Jacobi-Predictor-Corrector Approach for the Fractional Ordinary Differential Equations

TL;DR

This paper introduces a new Jacobi-predictor-corrector numerical method for solving fractional ordinary differential equations, achieving high convergence order with efficient computation and validated by thorough error analysis and numerical experiments.

Contribution

The paper proposes a novel Jacobi-predictor-corrector approach utilizing polynomial interpolation and Gauss-Lobatto quadrature for fractional ODEs, with proven efficiency and accuracy.

Findings

Computational cost is O(N) for the method.

Convergent order is proportional to the number of interpolating points.
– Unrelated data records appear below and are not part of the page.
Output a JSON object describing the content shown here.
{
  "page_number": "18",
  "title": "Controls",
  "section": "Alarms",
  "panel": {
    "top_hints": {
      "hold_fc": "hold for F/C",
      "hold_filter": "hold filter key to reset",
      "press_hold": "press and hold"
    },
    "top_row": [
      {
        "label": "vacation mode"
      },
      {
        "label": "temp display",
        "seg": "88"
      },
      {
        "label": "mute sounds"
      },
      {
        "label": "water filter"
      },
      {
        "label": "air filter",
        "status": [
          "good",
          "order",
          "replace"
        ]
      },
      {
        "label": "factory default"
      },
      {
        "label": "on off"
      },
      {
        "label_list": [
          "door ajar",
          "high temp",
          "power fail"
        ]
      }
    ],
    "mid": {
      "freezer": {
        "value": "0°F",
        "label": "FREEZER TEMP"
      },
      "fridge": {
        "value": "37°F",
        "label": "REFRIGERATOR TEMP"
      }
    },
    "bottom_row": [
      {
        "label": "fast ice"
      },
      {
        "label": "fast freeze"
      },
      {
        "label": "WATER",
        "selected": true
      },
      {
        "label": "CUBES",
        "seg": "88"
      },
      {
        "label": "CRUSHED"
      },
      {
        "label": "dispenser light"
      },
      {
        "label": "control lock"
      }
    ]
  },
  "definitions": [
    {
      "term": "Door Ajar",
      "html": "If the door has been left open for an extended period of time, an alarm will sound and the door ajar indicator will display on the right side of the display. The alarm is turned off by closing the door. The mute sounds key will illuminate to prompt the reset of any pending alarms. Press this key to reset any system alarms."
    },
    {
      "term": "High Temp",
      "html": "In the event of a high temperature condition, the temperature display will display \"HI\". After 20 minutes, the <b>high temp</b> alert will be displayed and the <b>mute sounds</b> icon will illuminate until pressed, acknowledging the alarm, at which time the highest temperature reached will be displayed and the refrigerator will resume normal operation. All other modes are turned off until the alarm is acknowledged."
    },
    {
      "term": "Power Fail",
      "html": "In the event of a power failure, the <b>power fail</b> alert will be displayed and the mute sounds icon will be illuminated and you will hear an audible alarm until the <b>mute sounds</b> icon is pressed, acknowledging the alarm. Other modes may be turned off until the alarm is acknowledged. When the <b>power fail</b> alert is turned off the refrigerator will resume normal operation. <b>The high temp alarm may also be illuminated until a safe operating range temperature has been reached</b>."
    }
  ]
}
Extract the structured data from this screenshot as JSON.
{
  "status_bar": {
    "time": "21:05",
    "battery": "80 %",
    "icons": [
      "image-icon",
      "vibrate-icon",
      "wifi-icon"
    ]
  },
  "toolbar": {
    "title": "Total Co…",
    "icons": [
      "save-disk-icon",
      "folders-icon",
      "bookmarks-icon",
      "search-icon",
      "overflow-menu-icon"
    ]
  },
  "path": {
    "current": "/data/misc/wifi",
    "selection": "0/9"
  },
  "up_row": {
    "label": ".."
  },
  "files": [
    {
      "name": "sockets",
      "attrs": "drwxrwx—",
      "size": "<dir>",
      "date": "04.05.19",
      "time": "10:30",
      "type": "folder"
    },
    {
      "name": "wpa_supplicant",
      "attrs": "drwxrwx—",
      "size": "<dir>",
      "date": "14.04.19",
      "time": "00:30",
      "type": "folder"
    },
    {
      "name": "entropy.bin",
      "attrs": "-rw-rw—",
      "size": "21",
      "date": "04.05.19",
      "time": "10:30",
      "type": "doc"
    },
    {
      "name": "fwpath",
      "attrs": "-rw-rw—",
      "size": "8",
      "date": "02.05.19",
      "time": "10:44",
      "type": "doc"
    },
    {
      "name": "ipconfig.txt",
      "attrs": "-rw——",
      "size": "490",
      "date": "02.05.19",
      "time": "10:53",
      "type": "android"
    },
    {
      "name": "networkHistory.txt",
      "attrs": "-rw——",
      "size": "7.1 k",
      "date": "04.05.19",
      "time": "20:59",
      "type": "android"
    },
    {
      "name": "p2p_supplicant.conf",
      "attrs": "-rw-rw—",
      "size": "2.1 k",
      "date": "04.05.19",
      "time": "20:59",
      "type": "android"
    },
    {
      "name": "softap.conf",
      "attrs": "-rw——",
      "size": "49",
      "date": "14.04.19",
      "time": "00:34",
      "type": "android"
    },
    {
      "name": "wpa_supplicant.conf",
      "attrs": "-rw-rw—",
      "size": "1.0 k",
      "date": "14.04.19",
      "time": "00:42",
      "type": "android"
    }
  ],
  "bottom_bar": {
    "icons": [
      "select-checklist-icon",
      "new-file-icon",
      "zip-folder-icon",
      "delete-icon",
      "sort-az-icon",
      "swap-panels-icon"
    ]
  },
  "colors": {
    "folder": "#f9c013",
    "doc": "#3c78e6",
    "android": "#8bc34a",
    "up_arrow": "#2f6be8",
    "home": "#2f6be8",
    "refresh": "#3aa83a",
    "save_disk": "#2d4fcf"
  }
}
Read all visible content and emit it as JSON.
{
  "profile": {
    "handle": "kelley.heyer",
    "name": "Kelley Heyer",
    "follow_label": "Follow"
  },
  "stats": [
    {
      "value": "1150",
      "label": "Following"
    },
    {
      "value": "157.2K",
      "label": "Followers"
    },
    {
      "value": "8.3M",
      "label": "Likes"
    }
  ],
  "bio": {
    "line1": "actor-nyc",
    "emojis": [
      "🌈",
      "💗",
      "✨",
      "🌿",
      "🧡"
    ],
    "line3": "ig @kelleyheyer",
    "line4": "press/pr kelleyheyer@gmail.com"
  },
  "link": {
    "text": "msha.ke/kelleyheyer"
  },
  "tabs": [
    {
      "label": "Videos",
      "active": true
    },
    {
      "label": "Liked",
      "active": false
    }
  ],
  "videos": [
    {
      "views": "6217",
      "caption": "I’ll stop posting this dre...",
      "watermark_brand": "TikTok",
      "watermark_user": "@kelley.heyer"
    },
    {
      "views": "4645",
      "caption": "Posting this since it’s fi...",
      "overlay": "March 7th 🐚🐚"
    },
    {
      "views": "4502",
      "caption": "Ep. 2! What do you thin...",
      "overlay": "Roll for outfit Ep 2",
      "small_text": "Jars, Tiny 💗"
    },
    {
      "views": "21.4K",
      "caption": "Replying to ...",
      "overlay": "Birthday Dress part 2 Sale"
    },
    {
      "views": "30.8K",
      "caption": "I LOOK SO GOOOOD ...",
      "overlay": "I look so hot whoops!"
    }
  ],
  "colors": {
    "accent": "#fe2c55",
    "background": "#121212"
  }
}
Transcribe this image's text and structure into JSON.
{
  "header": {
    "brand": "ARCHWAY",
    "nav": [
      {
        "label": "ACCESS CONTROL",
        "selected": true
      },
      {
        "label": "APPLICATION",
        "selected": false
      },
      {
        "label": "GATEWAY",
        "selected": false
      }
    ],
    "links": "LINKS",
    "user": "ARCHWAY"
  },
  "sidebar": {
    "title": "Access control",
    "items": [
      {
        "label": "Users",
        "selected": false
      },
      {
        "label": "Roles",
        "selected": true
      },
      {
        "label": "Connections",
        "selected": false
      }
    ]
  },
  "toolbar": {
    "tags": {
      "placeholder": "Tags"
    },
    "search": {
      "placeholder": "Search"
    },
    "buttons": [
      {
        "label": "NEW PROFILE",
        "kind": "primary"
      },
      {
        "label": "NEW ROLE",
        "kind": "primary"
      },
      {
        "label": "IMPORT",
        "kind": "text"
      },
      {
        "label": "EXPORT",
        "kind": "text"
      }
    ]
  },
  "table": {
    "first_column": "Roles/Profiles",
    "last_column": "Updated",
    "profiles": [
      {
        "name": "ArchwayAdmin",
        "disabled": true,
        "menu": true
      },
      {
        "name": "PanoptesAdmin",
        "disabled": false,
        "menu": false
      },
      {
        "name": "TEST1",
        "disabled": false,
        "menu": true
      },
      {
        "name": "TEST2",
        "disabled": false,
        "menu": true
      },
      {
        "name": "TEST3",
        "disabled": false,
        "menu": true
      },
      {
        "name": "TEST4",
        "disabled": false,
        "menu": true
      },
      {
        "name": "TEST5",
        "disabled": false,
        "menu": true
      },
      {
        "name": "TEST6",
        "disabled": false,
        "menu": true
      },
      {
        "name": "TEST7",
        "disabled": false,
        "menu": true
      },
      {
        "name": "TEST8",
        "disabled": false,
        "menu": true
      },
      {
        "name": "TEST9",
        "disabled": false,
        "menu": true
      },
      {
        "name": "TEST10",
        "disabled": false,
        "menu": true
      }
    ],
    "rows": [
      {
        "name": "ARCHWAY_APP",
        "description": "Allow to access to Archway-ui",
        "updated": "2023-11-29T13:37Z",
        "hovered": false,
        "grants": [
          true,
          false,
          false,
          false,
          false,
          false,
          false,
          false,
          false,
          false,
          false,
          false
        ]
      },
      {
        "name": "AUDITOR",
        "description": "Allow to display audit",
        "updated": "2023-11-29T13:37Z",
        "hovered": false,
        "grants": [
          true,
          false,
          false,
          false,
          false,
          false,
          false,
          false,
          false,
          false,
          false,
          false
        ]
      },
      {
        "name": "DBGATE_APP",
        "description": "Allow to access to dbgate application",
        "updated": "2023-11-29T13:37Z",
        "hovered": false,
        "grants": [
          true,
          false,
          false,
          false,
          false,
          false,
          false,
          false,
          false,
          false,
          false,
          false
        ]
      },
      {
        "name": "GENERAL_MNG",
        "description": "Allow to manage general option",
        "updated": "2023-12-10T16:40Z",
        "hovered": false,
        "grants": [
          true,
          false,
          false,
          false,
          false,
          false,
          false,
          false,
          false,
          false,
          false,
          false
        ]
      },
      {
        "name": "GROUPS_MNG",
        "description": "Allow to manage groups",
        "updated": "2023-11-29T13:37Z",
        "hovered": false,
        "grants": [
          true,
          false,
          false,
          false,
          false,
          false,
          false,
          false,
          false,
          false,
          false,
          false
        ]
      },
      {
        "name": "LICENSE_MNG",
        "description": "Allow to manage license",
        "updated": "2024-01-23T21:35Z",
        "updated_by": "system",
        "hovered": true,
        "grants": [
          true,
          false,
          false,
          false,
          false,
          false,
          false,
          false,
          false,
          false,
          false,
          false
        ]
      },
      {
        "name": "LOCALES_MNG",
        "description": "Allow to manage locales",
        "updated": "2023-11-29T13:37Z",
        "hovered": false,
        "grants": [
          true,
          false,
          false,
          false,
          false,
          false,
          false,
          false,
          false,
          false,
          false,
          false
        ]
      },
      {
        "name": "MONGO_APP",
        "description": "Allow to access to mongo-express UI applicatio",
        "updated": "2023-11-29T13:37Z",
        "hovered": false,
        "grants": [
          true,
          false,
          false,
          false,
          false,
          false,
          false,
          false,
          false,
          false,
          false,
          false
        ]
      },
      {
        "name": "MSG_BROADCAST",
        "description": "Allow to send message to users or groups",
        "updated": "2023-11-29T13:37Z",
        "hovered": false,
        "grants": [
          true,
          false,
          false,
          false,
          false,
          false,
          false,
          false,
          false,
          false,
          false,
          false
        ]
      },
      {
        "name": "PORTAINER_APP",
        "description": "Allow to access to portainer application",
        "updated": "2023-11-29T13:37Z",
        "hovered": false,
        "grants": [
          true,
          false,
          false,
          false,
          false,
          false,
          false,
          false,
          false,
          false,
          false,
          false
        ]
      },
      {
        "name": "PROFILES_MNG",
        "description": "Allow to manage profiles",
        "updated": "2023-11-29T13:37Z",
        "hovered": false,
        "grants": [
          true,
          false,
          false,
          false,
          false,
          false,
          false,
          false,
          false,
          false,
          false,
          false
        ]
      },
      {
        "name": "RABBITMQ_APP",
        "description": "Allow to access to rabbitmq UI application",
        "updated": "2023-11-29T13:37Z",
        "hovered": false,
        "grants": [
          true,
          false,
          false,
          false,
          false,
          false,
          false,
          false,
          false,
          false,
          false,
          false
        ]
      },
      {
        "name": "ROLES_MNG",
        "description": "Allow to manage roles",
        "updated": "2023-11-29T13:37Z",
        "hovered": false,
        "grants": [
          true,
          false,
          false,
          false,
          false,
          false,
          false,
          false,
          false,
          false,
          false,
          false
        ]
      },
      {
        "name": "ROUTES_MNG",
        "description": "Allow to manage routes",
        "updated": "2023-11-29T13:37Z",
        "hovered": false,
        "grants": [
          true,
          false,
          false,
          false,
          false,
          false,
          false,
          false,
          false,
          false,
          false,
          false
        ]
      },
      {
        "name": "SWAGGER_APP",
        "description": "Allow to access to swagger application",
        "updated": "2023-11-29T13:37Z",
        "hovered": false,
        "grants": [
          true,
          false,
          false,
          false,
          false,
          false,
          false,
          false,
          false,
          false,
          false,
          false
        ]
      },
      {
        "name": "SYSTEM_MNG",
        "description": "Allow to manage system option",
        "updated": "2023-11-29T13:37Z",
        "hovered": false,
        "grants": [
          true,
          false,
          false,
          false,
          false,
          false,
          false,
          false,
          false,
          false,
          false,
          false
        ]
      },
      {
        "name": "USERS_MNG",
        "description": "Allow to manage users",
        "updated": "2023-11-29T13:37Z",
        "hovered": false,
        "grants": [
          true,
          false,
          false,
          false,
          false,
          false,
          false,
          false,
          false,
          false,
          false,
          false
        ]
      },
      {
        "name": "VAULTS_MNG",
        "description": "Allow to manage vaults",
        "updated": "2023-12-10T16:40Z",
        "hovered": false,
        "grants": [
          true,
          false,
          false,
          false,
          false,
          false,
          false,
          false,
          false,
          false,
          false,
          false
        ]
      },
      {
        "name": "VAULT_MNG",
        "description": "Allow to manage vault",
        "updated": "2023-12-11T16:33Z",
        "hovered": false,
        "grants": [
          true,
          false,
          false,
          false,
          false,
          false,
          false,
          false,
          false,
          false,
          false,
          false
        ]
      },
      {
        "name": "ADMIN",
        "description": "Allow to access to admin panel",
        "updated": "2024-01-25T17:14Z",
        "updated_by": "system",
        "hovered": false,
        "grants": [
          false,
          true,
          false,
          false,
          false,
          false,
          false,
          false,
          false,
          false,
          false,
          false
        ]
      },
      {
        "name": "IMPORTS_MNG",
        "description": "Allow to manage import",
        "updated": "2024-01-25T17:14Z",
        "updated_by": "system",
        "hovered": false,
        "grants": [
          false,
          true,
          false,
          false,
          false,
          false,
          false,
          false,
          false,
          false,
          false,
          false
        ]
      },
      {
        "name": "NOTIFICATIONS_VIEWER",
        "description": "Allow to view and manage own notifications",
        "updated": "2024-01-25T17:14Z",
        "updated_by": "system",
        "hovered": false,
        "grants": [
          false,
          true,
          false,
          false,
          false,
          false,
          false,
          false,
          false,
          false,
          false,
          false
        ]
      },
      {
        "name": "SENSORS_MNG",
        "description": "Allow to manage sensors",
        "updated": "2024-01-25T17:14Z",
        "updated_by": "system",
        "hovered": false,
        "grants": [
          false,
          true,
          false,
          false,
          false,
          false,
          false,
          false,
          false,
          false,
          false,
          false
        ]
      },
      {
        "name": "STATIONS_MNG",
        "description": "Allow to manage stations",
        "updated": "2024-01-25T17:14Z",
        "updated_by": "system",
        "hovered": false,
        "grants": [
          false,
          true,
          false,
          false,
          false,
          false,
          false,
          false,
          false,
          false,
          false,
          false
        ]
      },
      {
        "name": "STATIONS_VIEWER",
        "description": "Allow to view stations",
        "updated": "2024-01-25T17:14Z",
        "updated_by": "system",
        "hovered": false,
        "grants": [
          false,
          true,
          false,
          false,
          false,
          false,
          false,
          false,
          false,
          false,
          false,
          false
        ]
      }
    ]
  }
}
Numerical experiments confirm theoretical accuracy and robustness.

Abstract

We present a novel numerical method, called {\tt Jacobi-predictor-corrector approach}, for the numerical solution of fractional ordinary differential equations based on the polynomial interpolation and the Gauss-Lobatto quadrature w.r.t. the Jacobi-weight function $\omega(s)=(1-s)^{\alpha-1}(1+s)^0$. This method has the computational cost O(N) and the convergent order $IN$, where $N$ and $IN$ are, respectively, the total computational steps and the number of used interpolating points. The detailed error analysis is performed, and the extensive numerical experiments confirm the theoretical results and show the robustness of this method.